I would never buy water from anywhere, including my LFS, unless they test the conductivity or TDS in my presence or allow me to bring my TDS meter into the store. I have seen too many people get burned with bad water.
There is only one LFS in the entire Phoenix metrao area I would trust and even they have problems. Surprisingly though what I have found is some of the Water & Ice type stores have very good water quality for RO only water, by good I mean getting it from my tap water reading of 800 down to less than 10 TDS. Still not as good as RO/DI but pretty darn good.

If you must purchase water find a trusted source who will test it if you ask. I found the closest Water & Ice store was very interested when I explained it was for saltwater aquariums and fell all over themselves being helpful. They were proud of their store and equipment and it shows.

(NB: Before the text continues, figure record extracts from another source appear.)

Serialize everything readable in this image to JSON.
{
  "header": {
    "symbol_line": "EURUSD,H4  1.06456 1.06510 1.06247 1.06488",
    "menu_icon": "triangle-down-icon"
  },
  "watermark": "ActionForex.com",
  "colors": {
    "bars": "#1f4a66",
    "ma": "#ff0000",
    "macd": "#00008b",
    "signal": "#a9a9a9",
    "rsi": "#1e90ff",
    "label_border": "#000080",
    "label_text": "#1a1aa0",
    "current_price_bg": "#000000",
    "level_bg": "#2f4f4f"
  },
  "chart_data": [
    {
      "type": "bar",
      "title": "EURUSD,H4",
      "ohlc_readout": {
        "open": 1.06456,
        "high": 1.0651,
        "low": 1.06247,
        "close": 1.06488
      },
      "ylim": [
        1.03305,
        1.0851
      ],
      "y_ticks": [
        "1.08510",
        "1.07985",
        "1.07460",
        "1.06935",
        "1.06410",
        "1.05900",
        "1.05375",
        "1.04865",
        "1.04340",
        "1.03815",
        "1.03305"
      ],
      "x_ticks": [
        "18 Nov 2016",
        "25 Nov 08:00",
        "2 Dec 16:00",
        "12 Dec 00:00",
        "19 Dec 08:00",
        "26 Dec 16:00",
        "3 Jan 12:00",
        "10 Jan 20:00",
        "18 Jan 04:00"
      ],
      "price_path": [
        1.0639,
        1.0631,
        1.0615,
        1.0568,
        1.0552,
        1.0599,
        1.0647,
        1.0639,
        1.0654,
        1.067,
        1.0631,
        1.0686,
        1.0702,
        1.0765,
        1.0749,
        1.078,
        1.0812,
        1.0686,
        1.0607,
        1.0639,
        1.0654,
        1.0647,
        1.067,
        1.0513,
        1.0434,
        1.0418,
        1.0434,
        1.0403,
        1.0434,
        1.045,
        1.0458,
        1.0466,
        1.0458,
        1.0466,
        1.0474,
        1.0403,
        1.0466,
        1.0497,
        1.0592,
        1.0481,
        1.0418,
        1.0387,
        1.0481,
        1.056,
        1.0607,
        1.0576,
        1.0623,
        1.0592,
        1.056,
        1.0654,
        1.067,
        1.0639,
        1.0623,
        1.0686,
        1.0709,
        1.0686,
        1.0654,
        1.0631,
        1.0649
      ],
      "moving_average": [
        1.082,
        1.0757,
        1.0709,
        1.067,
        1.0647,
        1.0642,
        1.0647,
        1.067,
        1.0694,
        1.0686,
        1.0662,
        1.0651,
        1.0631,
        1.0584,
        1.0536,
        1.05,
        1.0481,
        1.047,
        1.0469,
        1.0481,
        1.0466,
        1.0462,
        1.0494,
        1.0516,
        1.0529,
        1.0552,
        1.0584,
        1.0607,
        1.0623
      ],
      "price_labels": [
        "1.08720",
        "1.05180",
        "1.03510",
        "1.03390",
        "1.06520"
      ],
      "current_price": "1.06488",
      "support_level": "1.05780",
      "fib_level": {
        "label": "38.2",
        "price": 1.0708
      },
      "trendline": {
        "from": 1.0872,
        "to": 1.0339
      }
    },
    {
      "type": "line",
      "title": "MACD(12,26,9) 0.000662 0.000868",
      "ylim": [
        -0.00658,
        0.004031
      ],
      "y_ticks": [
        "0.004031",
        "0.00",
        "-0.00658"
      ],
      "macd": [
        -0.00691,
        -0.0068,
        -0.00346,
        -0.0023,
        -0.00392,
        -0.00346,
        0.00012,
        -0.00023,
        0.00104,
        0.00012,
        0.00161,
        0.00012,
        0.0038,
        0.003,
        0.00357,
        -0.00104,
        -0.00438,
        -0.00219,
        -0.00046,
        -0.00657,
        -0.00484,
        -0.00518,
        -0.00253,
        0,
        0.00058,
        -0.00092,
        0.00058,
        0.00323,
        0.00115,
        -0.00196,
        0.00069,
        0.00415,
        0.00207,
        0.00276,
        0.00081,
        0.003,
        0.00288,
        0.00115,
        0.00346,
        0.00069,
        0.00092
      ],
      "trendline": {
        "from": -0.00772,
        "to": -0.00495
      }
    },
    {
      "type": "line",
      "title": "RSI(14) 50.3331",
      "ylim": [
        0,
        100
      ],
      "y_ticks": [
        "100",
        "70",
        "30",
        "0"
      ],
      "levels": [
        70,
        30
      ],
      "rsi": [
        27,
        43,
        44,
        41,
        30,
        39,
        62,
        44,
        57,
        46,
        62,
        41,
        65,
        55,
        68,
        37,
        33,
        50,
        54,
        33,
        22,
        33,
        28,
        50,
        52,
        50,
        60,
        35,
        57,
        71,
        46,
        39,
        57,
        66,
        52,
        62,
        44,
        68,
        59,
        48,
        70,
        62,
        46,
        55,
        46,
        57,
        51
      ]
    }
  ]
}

On the other hand the closest LFS, in the same strip mall as the water store in fact, has horrible quality water and its represented as RO/DI.


----------



## marlenez (Jun 27, 2009)

One other thing to keep in mind if you use a skimmer there is a small amount of salt loss through the skimmate - eventually you need to adjust the specific gravity to make up for this so make sure you test at least once a week and you can then put enough salt in the FRESH top off water to make up the difference between what the SG is and what it should be.


----------